Ab initio pathway to deformed nuclei

Nuclear physics is one of the main drivers for extending our current understanding of Nature, its fundamental forces and the organization of compound systems on subatomic scales.

The description of atomic nuclei and nuclear matter connects microscopic systems to astrophysics and the origin of elements, bridging orders of magnitudes in energy scales.

A precise understanding of the rich nuclear phenomenology and their emergence from the interaction between neutrons and protons impacts various facets of contemporary physics.

Despite tremendous progress over the past decades a fully controlled description of nuclei throughout the entire nuclear chart is still lacking.

In particular many experimentally relevant nuclei reveal exotic shapes and strong deformation where nuclear physicists still rely on the use of phenomenological approaches based on uncontrolled approximations with limited predictive power beyond the regions where they have been adjusted.In my project I will develop new technologies to target deformed nuclei using nuclear interactions derived from chiral effective field theory and study the impact of interaction models on the predicted nuclear shapes.

Combined with a uncertainty quantification of many-body observables this allows for unprecedented predictions of nuclei far away from shell closures significantly extending the scope of first principles nuclear structure calculations.

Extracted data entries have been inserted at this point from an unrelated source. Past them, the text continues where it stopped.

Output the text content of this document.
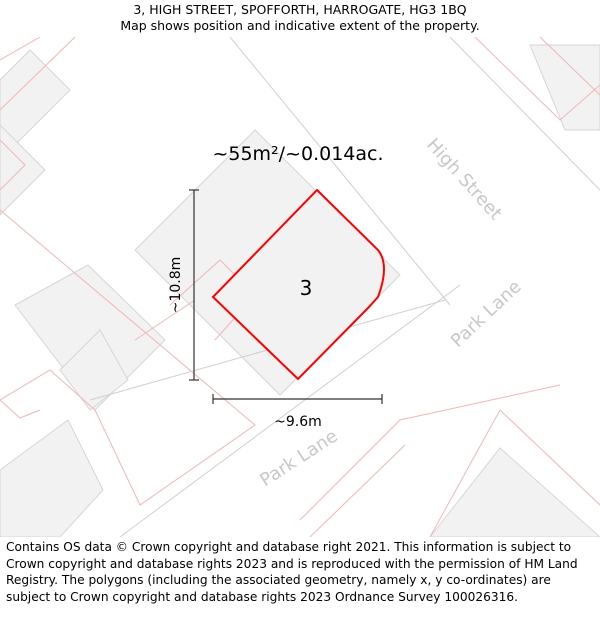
3, HIGH STREET, SPOFFORTH, HARROGATE, HG3 1BQ
Map shows position and indicative extent of the property.
~55m²/~0.014ac.
3
~10.8m
~9.6m
High Street
Park Lane
Park Lane
Contains OS data © Crown copyright and database right 2021. This information is subject to Crown copyright and database rights 2023 and is reproduced with the permission of HM Land Registry. The polygons (including the associated geometry, namely x, y co-ordinates) are subject to Crown copyright and database rights 2023 Ordnance Survey 100026316.
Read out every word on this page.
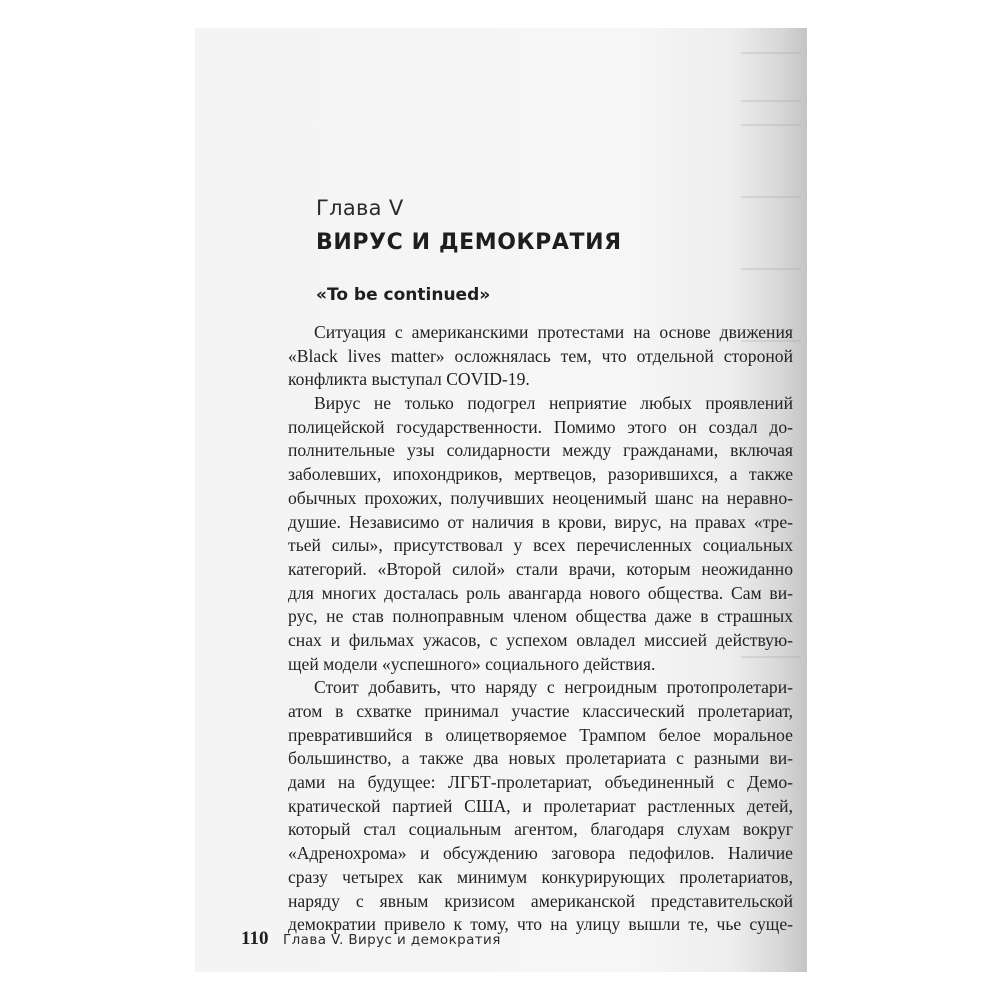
Глава V
ВИРУС И ДЕМОКРАТИЯ
«To be continued»
Ситуация с американскими протестами на основе движения
«Black lives matter» осложнялась тем, что отдельной стороной
конфликта выступал COVID-19.
Вирус не только подогрел неприятие любых проявлений
полицейской государственности. Помимо этого он создал до-
полнительные узы солидарности между гражданами, включая
заболевших, ипохондриков, мертвецов, разорившихся, а также
обычных прохожих, получивших неоценимый шанс на неравно-
душие. Независимо от наличия в крови, вирус, на правах «тре-
тьей силы», присутствовал у всех перечисленных социальных
категорий. «Второй силой» стали врачи, которым неожиданно
для многих досталась роль авангарда нового общества. Сам ви-
рус, не став полноправным членом общества даже в страшных
снах и фильмах ужасов, с успехом овладел миссией действую-
щей модели «успешного» социального действия.
Стоит добавить, что наряду с негроидным протопролетари-
атом в схватке принимал участие классический пролетариат,
превратившийся в олицетворяемое Трампом белое моральное
большинство, а также два новых пролетариата с разными ви-
дами на будущее: ЛГБТ-пролетариат, объединенный с Демо-
кратической партией США, и пролетариат растленных детей,
который стал социальным агентом, благодаря слухам вокруг
«Адренохрома» и обсуждению заговора педофилов. Наличие
сразу четырех как минимум конкурирующих пролетариатов,
наряду с явным кризисом американской представительской
демократии привело к тому, что на улицу вышли те, чье суще-
110 Глава V. Вирус и демократия
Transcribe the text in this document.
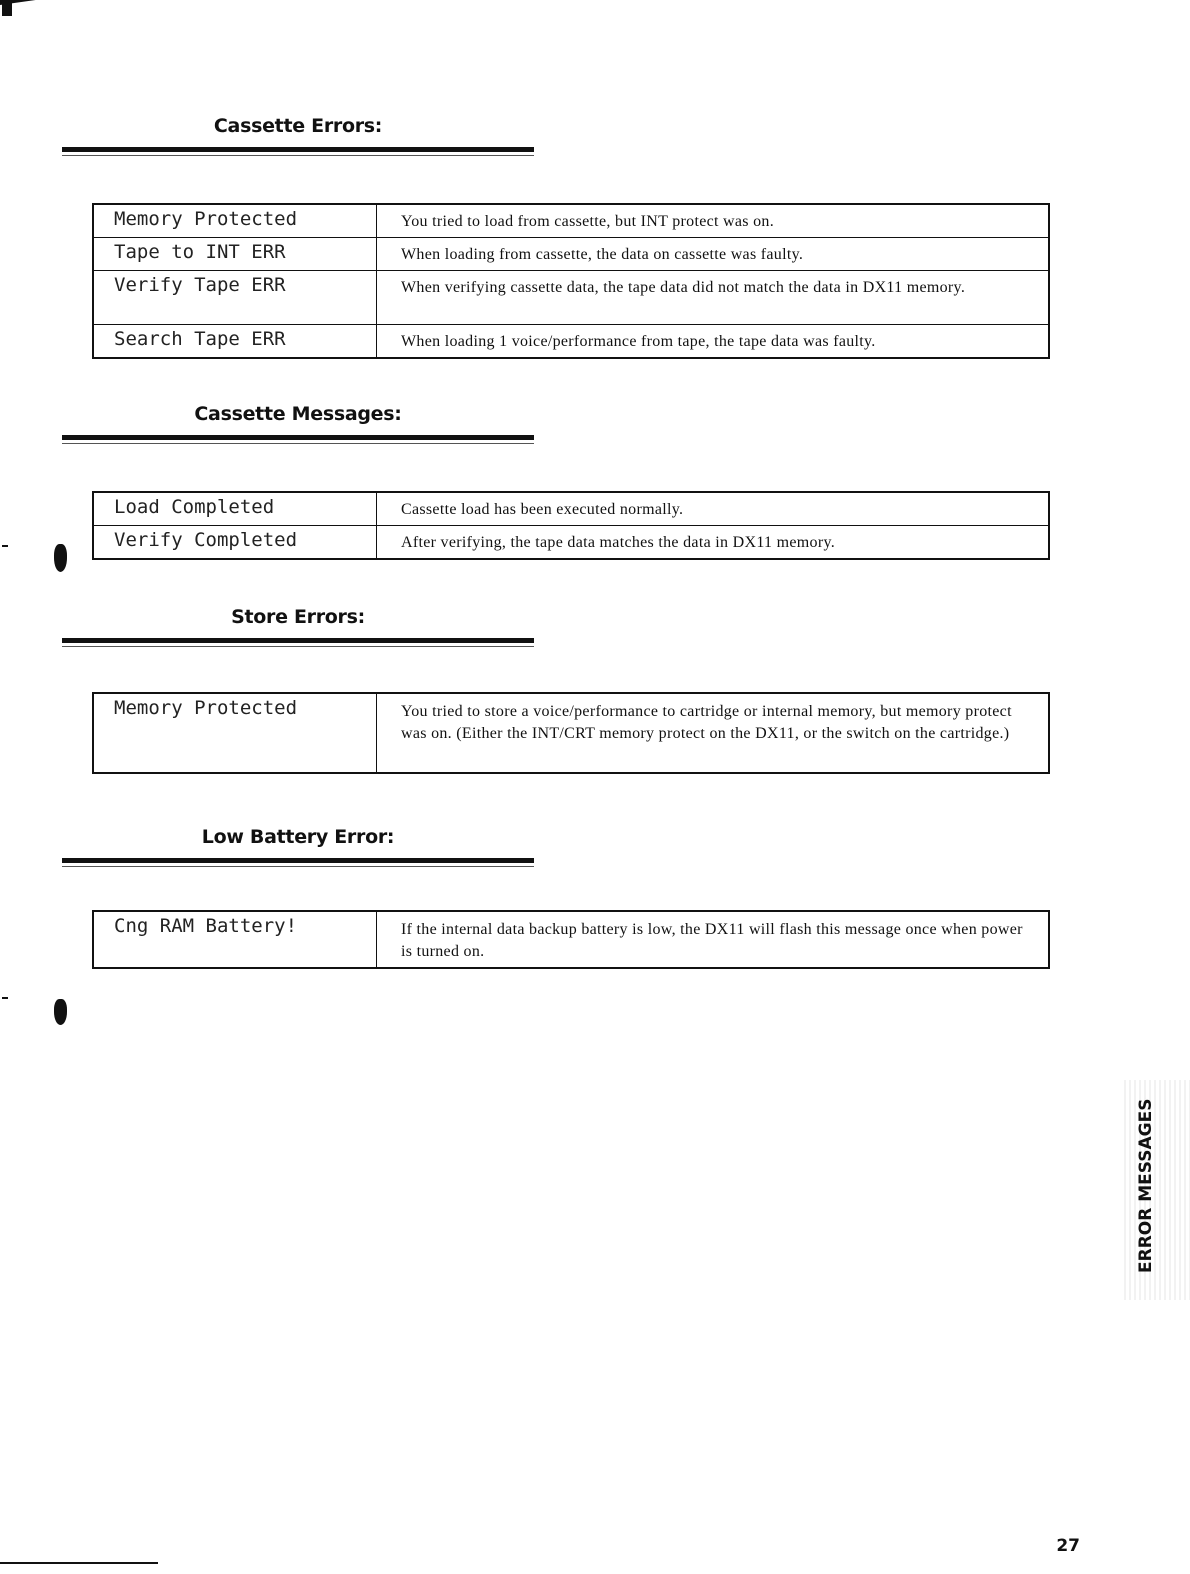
Cassette Errors:
Memory Protected	You tried to load from cassette, but INT protect was on.
Tape to INT ERR	When loading from cassette, the data on cassette was faulty.
Verify Tape ERR	When verifying cassette data, the tape data did not match the data in DX11 memory.
Search Tape ERR	When loading 1 voice/performance from tape, the tape data was faulty.
Cassette Messages:
Load Completed	Cassette load has been executed normally.
Verify Completed	After verifying, the tape data matches the data in DX11 memory.
Store Errors:
Memory Protected	You tried to store a voice/performance to cartridge or internal memory, but memory protect was on. (Either the INT/CRT memory protect on the DX11, or the switch on the cartridge.)
Low Battery Error:
Cng RAM Battery!	If the internal data backup battery is low, the DX11 will flash this message once when power is turned on.
ERROR MESSAGES
27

The novelty and challenge of the proposed research lies in (i) the design of many-body frameworks applicable to deformed nuclei, (ii) statistical analyses for uncertainty quantification and (iii) the establishment of tensor network approaches in ab initio simulations.

This array of developments, puts me in the unique position to tackle the following big research questions: How does nuclear deformation emerge in a first-principles approach? What are the overall uncertainties associated to an ab initio computation? What is the most efficient way of describing exotic nuclei?